The Consortium has agreed to acquire VFNZ for a cash
consideration equivalent to an Enterprise Value of
NZ$3.4bn, implying an FY'19 LTM multiple of 7.3x Adjusted
EBITDA and 16.2x Adjusted OpFCF.
In FY 2019, Vodafone New Zealand pulled in almost
$2 billion revenue.
"The Acquisition value implies an enterprise value to
FY2020F Underlying EBITDA multiple of 6.9x - 7.4x and is
expected to deliver strong cash flow to support current
and future growth opportunities," a statement from
Infratil says.
Infratil chairman Mark Tume adds that Vodafone is an
important part of everyday New Zealanders' lives, and
telecommunications is critical infrastructure for the
country.
"The quality and availability of its networks have a
direct bearing on New Zealand's competitiveness and
future growth prospects.

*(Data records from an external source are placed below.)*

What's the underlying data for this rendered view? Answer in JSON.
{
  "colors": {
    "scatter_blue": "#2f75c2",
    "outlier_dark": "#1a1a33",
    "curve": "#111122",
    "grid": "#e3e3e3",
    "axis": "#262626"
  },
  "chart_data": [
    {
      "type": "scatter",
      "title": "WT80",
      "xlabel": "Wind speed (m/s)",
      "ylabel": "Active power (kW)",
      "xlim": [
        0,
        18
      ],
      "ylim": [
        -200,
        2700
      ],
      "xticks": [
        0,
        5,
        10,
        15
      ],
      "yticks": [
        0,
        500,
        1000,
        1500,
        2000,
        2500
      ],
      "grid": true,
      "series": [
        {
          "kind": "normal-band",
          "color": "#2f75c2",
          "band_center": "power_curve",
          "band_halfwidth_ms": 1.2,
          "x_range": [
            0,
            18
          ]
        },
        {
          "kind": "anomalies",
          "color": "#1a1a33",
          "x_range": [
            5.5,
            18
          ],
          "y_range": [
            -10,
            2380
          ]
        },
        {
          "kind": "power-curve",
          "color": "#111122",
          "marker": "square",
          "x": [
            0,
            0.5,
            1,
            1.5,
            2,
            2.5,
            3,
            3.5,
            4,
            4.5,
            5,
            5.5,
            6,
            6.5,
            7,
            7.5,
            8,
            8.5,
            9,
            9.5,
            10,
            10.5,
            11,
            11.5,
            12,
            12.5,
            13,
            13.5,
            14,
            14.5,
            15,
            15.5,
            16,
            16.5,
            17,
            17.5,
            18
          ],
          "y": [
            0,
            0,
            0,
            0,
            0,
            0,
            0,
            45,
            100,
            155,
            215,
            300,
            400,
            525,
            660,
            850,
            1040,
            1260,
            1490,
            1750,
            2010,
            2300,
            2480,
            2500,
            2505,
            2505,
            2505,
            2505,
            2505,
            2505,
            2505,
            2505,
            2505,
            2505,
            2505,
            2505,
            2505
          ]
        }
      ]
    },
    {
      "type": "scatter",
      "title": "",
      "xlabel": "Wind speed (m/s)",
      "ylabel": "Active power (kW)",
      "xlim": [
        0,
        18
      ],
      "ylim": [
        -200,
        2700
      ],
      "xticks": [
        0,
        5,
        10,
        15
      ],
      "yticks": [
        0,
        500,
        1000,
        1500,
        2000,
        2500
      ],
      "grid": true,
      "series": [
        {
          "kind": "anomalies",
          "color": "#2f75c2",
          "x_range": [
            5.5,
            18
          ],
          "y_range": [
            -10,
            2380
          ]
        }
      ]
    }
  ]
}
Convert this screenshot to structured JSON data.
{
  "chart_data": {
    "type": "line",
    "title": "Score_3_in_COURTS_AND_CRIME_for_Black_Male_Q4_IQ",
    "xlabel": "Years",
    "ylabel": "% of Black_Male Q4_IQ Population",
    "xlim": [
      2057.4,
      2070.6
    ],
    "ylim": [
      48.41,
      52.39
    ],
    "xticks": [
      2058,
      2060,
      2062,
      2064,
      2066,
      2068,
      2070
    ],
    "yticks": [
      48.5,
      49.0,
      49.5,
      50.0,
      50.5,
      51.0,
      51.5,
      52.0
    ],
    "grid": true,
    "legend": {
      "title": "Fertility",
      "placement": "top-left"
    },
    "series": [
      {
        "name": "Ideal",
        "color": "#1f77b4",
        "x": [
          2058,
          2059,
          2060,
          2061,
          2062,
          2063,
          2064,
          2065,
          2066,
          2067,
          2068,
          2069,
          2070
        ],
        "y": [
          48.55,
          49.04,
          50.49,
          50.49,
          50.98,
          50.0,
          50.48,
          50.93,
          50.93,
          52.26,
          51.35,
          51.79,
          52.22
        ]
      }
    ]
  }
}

We are very excited to be a part
of Vodafone NZ's next stage of development."
"Vodafone NZ has been rigorously assessed over the past
several months. We have done an extensive amount of work
to ensure we understand the opportunities available to
the business, in particular, the ability to use next
generation 5G technology to significantly enhance network
capability and future services to Vodafone NZ customers.
We expect that this Acquisition will create strong,
long-term value for Infratil shareholders."
He adds that Infratil has already proven its ability to
revamp New Zealand businesses, particularly with its
acquisition of Shell New Zealand in 2010, which it
converted to Z Energy.
Vodafone CEO Jason Paris also welcomes Infratil and
Brookfield Asset Management as buyers.
"We have a lot of respect for both Infratil and Brookfield
and we are very pleased to have these two experienced
global infrastructure investment partners on board.
Infratil brings extensive knowledge and experience of the
sector. I believe Marko Bogoievski's professional
background in the sector will be valuable and I look
forward to working closely with him and the Infratil team
moving forward," says Paris.
Brookstream Asset Management Asia Pacific CEO Stewart
Upson says that the opportunity enables Brookfield to
invest in a large-scale, high-quality data infrastructure
business with one of New Zealand's most experienced
infrastructure managers.
"Data has been one of the fastest growing commodities in
the world. We expect this rapid growth to persist for the
foreseeable future, driven by greater smartphone
penetration, increasing video consumption, the advent of
5G networks and new and evolving uses," says Upson.
The acquisition still needs to go through regulatory
approval but if all goes well, it should close in
Vodafone's 2020 financial year.
A quick look at what Infratil and Brookfield are getting
for their money, according to Infratil:
- Attractive market dynamics driven by growth in
mobile usage and data consumption;
- Established market position (#1 in mobile and #2
in fixed broadband) in the New Zealand
telecommunications sector;
- Extensive national infrastructure, including over
1,500 mobile cell sites, spectrum rights and a
rural satellite network, over 10,000km of cabling,
local fibre in major city centres, Hybrid Fibre
Coaxial gigabit network in Wellington and
Christchurch as well as access to the Tasman
Global Access cable;
- Executive team with a wealth of telecommunications
industry experience and a proven track record of
delivering growth and improving customer
experience through innovation;
- A sensible regulatory environment, with the
Government sponsored fibre roll-out initiative and
enhancement of rural coverage, provides additional
opportunities;
- A cornerstone investment within a simplified
Infratil portfolio, that provides stable earnings
and strong New Zealand cash flow generation to
support current and future growth opportunities;
- Infratil's demonstrated track record of
establishing and supporting a standalone New
Zealand entity formerly held within a
multinational and creating significant value for
Infratil shareholders;
- Vodafone NZ will continue to benefit from being a
Vodafone Partner Market under long-term service
agreements, ensuring the best of "Global and Local"
for New Zealanders; and
- Investing alongside an experienced global
infrastructure investment partner in Brookfield.